Print Config Parameter
If True
, this will save the config inder the run subfolder generated in the log folder.
Mode Parameter
mode: {verify, tiling, train, inference, evaluate}
- For GDL, the modes available are:
verify, verify the given data and generate an
csv
with infos and stats on those images.tiling, generates tiles from each source aoi (image & ground truth).
train, will train the model specified with all the parameters in the configuration file.
inference, generate the inference for the given images.
evaluate, generate statistics on the given images, unlike the inference, this mode need the images to be link to a ground truth.
Note
Each of those modes will be different for all the tasks, for further information on the well being of those modes, see the Mode section.
Debug Parameter
If True
, this will print the complete yaml config at the beginning
plus run a validation test on the dataloader before the training.
Examples
Here some examples on how to run GDL with Hydra.
Basic usage
Run the code with all the defaults value in the gdl_config_template.yaml .
(geo_deep_env) $ python GDL.py mode=train
Overwritting only one parameter
Changing only one parameter in the configuration.
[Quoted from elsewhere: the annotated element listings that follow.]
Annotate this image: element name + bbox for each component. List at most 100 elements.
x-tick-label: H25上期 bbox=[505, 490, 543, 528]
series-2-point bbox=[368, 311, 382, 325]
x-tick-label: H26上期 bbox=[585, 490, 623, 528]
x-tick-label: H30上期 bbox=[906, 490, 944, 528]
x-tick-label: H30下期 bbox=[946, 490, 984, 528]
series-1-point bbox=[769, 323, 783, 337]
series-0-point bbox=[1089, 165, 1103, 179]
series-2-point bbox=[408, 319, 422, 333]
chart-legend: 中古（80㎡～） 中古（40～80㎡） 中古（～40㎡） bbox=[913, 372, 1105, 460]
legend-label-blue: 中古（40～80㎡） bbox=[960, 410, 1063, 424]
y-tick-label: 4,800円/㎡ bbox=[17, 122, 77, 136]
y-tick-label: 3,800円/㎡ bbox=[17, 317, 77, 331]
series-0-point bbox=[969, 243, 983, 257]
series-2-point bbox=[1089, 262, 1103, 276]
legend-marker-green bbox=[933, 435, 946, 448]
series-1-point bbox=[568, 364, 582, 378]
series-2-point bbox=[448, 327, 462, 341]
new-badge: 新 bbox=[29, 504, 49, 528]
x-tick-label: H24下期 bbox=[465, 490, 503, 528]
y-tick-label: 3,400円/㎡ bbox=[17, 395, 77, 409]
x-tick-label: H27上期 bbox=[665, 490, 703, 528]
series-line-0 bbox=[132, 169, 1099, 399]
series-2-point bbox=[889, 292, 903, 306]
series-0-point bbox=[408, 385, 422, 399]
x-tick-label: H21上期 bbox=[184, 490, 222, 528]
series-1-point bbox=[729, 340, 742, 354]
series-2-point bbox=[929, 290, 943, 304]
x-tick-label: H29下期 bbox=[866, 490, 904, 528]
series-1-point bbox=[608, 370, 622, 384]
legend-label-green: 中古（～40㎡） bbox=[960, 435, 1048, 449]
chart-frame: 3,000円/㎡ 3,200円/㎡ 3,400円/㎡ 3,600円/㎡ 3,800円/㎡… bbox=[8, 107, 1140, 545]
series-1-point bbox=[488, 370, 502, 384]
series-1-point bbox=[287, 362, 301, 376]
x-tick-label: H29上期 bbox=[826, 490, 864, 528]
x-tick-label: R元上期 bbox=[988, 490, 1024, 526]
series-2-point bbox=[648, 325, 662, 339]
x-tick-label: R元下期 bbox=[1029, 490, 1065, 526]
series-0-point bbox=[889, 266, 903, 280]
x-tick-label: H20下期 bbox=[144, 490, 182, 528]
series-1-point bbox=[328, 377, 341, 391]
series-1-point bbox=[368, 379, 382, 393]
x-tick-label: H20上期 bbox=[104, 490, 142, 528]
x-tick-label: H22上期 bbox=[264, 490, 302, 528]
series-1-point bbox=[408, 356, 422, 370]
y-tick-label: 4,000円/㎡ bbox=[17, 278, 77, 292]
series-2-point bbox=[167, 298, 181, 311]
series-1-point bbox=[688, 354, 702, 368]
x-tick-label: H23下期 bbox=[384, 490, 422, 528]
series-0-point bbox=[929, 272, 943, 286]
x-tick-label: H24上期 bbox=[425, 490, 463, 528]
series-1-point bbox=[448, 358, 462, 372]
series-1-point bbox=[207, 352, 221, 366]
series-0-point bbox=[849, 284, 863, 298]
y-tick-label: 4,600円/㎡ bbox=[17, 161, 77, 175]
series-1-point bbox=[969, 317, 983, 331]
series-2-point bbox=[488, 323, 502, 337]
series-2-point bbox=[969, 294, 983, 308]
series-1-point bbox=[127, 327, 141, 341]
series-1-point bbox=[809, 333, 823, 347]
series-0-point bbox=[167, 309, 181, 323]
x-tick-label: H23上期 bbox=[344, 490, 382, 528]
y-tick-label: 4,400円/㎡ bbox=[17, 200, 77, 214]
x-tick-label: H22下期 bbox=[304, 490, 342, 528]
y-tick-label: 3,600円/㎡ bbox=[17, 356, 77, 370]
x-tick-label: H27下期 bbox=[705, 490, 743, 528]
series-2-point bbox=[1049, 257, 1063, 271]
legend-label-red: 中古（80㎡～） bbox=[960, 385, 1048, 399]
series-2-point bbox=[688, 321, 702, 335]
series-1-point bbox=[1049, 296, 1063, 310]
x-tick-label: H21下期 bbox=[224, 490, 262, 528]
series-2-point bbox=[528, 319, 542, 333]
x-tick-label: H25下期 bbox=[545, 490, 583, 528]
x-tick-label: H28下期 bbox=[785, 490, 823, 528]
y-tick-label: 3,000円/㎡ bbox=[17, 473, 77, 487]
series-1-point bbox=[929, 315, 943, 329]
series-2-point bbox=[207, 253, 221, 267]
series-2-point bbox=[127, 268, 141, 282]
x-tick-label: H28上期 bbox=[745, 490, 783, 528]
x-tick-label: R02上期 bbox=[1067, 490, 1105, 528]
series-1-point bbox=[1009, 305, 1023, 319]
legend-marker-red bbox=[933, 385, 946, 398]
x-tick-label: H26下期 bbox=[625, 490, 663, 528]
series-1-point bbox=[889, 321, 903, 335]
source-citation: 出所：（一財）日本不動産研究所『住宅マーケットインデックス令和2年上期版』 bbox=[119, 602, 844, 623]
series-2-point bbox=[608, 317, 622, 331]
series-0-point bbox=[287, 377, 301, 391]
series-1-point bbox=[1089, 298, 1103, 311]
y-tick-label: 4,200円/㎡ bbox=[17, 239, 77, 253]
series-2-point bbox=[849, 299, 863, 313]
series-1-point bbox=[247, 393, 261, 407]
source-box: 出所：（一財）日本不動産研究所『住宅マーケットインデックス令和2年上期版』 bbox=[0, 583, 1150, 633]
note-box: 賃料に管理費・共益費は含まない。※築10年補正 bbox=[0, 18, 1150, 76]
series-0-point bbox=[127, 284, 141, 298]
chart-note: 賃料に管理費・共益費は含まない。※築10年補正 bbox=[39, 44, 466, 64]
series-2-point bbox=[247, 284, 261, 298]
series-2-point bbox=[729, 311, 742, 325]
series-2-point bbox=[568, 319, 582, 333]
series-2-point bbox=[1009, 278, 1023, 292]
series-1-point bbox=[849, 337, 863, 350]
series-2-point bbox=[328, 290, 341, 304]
# Changing the number of max epochs for training
(geo_deep_env) $ python GDL.py mode=train general.max_epochs=100
# Changing the dropout for the chosen model
(geo_deep_env) $ python GDL.py mode=train model.dropout=True
Adding a new parameters
Adding a new parameters in the config without having to write it in the yaml
.
(geo_deep_env) $ python GDL.py mode=train +new.params=1.0
The configuration that will be save for this run will look like that:
defaults:
...
general:
...
print_config: ...
mode: ...
debug: ...
new:
params: 1.0
Using an other configuration file
How to using a new gdl_config.yaml
file that has the same structure as the template yaml
but have different values. The usecase for that is, for example, you have a certain configuration
for your pipline that is different form your testing one, you dont want to change your parameters
each time. So you create a new yaml
for your pipline and when you are ready to run it, you
only have to run it like that:
(geo_deep_env) $ python GDL.py --config-name=/path/to/new/gdl_pipline_config.yaml mode=train
Other Hydra parameters to overwrite
See Hydra’s documentation on command line flags page for more informations.